Dentro desta esfera de conhecimento, concordamos com SCHNEID e
MICHELON (2017, p.02) quando elas afirmam que:

O vestuário, as roupas, a indumentária, são indícios da sociedade que os usou e


atestam como a aparência é uma composição que engloba concepções e práticas
culturais que habitam os corpos, isso se dá através das práticas sociais, dos conceitos
culturais, dos ritos de passagem, da intimidade e do lazer, bem como o estilo de vida
de uma determinada época.

Percebemos então que a moda como um fenômeno histórico não está relacionado
apenas ao consumo, mas as transformações sociais que caracteriza a modernidade, como a
individualização dos sujeitos através da aparência (LIPOVESTSKY, 1989). Embora esteja em
diversos setores da vida na sociedade contemporânea, é no vestuário, que constituímos aqui
um conjunto de peças utilizadas pelas pessoas no ato do vestir, que a moda se manifesta mais
claramente. Levando em consideração a moda enquanto vestuário, ele afirma que:

[...] o vestuário, sem dúvida alguma, que encarnou mais ostensivamente de moda;
ele foi o teatro das invenções formais mais aceleradas, mais espetaculares. Durante o
imenso período, o domínio da aparência ocupou um lugar predominante na história
da moda, Se ele não traduz, a evidência, toda a estranheza do mundo das futilidades
e da superficialidade, ao menos é sua melhor via de acesso, por que a mais bem
conhecida, a mais discreta, a mais representada, a mais comentada. Não há teoria ou
história da moda que não tome o parecer como ponto de partida e como objeto
central de investigação. Por que exibe traços mais significativos do problema, o
vestuário é por excelência a esfera apropriada para fazer o mais exatamente possível
a meada do sistema da moda; só ele nos proporciona numa certa unidade, toda a
heterogeneidade de sua ordem (LIPOVETSKY,1989, p.24)
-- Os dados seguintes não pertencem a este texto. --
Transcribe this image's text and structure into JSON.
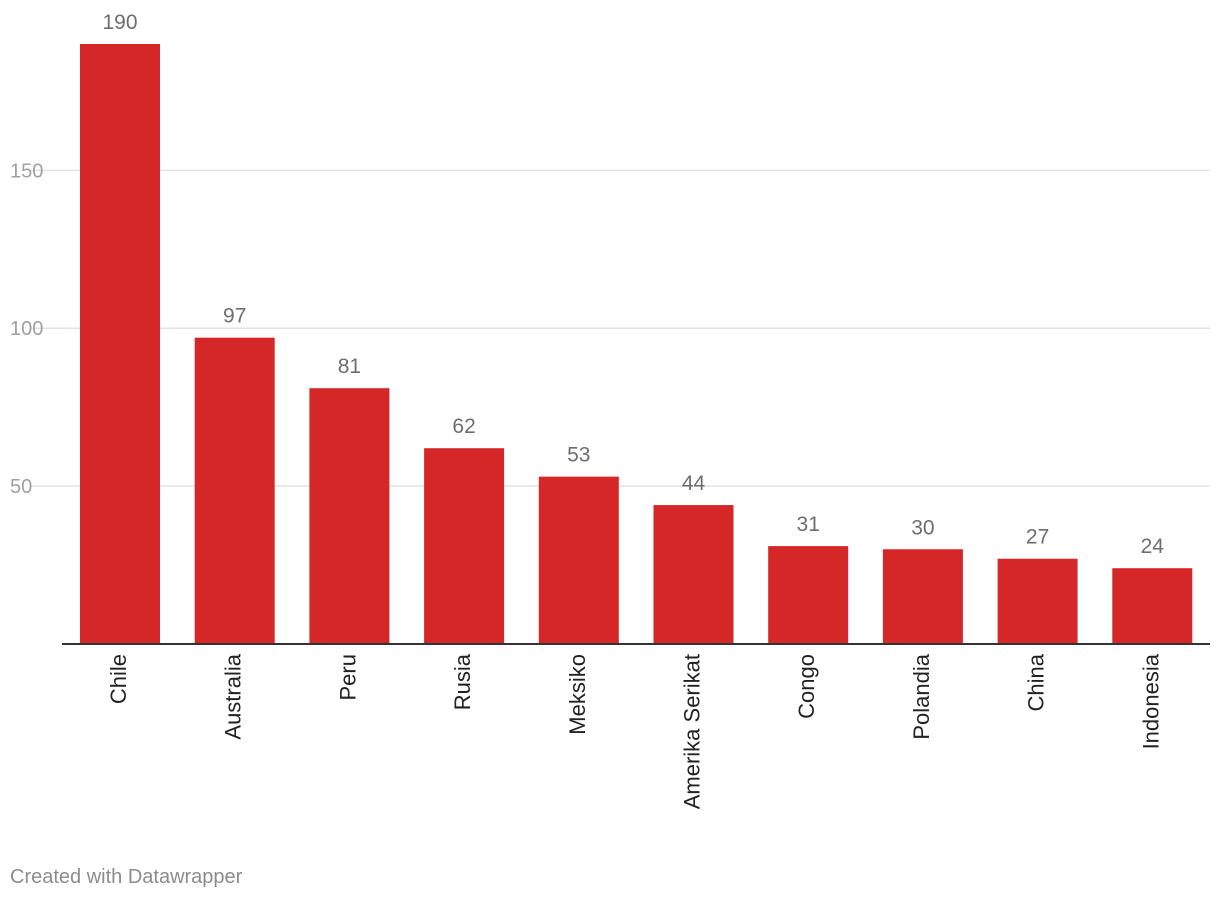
{
  "chart_data": {
    "type": "bar",
    "title": "",
    "xlabel": "",
    "ylabel": "",
    "categories": [
      "Chile",
      "Australia",
      "Peru",
      "Rusia",
      "Meksiko",
      "Amerika Serikat",
      "Congo",
      "Polandia",
      "China",
      "Indonesia"
    ],
    "values": [
      190,
      97,
      81,
      62,
      53,
      44,
      31,
      30,
      27,
      24
    ],
    "yticks": [
      50,
      100,
      150
    ],
    "ylim": [
      0,
      190
    ],
    "grid": true,
    "bar_color": "#d62728",
    "grid_color": "#e2e2e2",
    "axis_color": "#333333"
  },
  "footer": {
    "credit": "Created with Datawrapper"
  }
}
A palavra “moda” vem do latim modus, significando “modo”, “maneira”. Em


inglês, moda é Fashion, corruptela da palavra francesa Façon, que também quer dizer
“modo”, “maneira”. Palomino (2003) argumenta que o conceito de moda apareceu no final da
Idade Média e princípio da Renascença, na corte de Bargonha, atualmente parte da França. Ao
tentarem variar suas roupas para diferenciar-se dos burgueses, os nobres fizeram funcionar a
engrenagem – os burgueses copiavam e os nobres criavam. A moda surgiu então como uma
necessidade de diferenciação entre nobreza, clero e plebe.
A moda possui entre outras facetas singulares a busca pela individualização e a
necessidade de interação em grupo. As mudanças da moda dependem da cultura e dos ideais
de uma época. Os acontecimentos históricos refletem a maneira de vestir das pessoas,
períodos de guerra, recessão, riquezas, medos, comportamentos, influências religiosas,
alegrias, enfim, tudo é identificado por meio da análise da indumentária (STEFANI, 2006, p.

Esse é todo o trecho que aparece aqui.